As her daughter approached the age of 12, the idea of converting started to take hold. “I loved these people. I felt like they were my people.”

So right before her daughter became a Bat Mitzvah, this Christian-raised Alabamian officially became Jewish. “Right after my conversion ceremony, we had a blessing of our marriage. It was like another wedding. It was a very profound spiritual moment for me.”

Days of Awe

There’s one more piece to the Nelle Bashinsky Cohen story which she openly shares as she reflects on her odyssey into Judaism.

“I am in long-term recovery for alcoholism. I got sober when I was 25 — in 1993. The spiritual process of recovery through the 12-Step program was another powerful factor that made me start searching for a faith that had meaning for me.”

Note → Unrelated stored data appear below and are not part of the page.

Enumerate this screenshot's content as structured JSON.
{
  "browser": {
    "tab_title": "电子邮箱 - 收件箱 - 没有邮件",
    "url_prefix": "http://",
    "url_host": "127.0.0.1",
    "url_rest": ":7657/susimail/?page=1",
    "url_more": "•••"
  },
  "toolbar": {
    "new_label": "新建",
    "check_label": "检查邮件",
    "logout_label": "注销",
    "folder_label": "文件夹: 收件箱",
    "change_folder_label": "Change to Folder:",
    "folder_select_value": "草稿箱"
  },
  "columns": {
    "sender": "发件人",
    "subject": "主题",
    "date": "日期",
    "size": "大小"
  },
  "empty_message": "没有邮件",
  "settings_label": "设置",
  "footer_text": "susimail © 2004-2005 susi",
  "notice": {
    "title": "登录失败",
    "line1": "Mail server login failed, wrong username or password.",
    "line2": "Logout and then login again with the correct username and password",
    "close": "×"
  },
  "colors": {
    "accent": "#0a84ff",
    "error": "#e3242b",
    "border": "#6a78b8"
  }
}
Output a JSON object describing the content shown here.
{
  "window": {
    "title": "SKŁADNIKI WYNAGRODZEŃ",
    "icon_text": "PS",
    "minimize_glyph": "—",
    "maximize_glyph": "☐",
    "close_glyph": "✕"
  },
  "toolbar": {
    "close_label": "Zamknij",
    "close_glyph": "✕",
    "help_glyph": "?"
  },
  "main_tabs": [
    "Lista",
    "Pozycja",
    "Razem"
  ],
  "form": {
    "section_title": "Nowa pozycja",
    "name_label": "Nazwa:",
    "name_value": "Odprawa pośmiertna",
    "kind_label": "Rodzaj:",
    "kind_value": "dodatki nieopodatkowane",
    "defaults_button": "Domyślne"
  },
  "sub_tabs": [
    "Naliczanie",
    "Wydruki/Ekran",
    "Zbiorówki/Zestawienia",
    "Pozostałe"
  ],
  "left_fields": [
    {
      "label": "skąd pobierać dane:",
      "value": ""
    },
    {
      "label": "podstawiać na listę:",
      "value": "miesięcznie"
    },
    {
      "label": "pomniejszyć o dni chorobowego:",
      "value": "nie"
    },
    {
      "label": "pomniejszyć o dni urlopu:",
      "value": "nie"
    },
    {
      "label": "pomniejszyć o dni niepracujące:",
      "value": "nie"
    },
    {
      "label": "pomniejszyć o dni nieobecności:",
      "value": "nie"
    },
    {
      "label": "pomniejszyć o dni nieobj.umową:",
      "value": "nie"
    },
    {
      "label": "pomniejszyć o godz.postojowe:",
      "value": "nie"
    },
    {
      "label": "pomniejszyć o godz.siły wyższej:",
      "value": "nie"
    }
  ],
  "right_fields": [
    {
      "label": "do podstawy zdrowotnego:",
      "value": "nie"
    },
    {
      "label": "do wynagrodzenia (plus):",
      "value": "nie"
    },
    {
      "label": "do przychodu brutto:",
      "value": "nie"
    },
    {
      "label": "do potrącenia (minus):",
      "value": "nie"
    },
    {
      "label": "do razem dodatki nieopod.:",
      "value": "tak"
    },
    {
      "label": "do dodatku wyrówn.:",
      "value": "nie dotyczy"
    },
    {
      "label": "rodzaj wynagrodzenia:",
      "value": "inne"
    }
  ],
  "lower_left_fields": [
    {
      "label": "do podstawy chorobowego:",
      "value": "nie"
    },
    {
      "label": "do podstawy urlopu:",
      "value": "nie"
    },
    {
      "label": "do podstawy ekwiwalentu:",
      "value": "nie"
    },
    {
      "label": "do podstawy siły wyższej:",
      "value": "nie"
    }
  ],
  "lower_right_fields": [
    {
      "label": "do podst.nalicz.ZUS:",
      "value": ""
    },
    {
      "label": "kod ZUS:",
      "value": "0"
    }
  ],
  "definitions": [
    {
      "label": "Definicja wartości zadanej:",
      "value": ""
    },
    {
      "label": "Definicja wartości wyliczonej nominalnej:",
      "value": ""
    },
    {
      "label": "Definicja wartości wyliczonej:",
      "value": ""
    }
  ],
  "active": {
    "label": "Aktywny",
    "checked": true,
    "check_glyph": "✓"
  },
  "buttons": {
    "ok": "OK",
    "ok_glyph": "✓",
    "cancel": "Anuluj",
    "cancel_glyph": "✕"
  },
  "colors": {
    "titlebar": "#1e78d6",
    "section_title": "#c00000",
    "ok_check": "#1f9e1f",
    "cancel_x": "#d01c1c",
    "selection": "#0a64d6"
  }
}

The answer, she concluded, was right in front of her: Judaism.

“The process of reflection, atonement and renewal during the Days of Awe is so very much in line with my journey through 12-Step recovery work — or perhaps I should say vice versa. Becoming Jewish just felt like a perfect fit.”

Today this vivacious First Lady of MSU Athletics goes about her unexpected life with energy and purpose — from attending MSU sporting events, to meeting Jewish families who come to campus, to playing a leadership role in the betterment of Starkville, to devoting herself to her two adult children and aging parents.

And there’s one more thing she never could have expected — the excited call she got last July from her mother-in-law in Tuscaloosa.

MSU had just won the College World Series and the Cohens were pictured on the cover of Southern Jewish Life magazine holding the championship trophy and beaming.

“It was a great moment for John’s mother. She had just gotten the magazine out of the mailbox. She is so proud of John, especially because there are not many Jewish people working at that level in college athletics.”

But that isn’t all John’s mom had to say, her daughter-in-law recounted with a smile.

“Nelle,” her mother-in-law added, “I never thought you’d wind up being the cover girl for a Jewish magazine.”